Porque el acoso moral sólo se supera cuando la víctima es capaz de aceptar la idea de que el agresor —sea quien sea y como sea—, tiene malas intenciones y es peligroso. Y esto no es tan fácil como decir: “Ya no me gusta, me agrede y por eso me voy”. Es tan compleja la situación que, en ocasiones, difícilmente se sale de esta sin un equipo de refuerzos muy bien asentados. Si el amigo, el padre, la madre, el hermano, el psicólogo, el médico, el abogado, etc., no ejercen su papel defensor y protector, una persona víctima de acoso moral difícilmente sale de esta situación y, si lo hace, lo hará con una vulnerabilidad suficiente para caer en otra, tarde o temprano.
El acoso moral es una de esas situaciones perversas en las relaciones humanas en las que falta una dosis de consciencia, otra de coraje y una sobredosis de solidaridad. No es una enfermedad de uno o de dos. Hace parte de la sintomatología de una sociedad ciega ante el sufrimiento humano, más allá de los límites del “yo” y el “para mi”. Tomar una posición ante el acoso no es un asunto de buenas personas.
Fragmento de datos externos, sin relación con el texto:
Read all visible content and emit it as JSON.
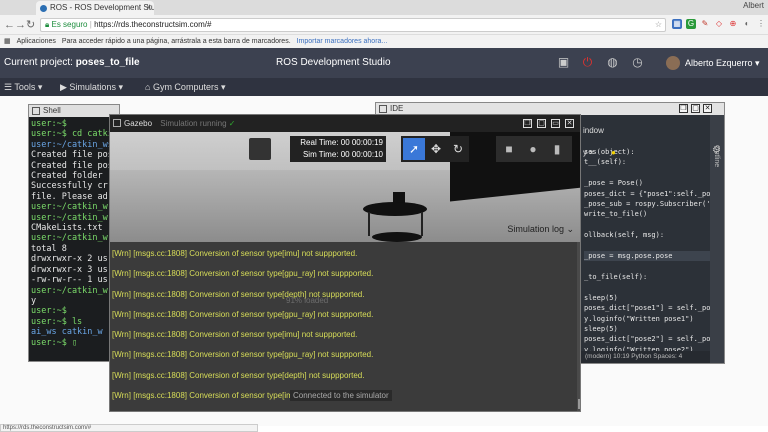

Aparte del obvio motivo ético, es cuestión de sentido común en el que si pierdes, perdemos todos y si ganas, ganamos todos.
Nota: Para quienes deseen profundizar en el tema del acoso moral, sugiero la lectura del libro: “El acoso moral: El maltrato psicológico en la vida cotidiana” (ver referencia), cuya autora es Marie France Hirigoyen y en quien me he basado para la redacción de este artículo.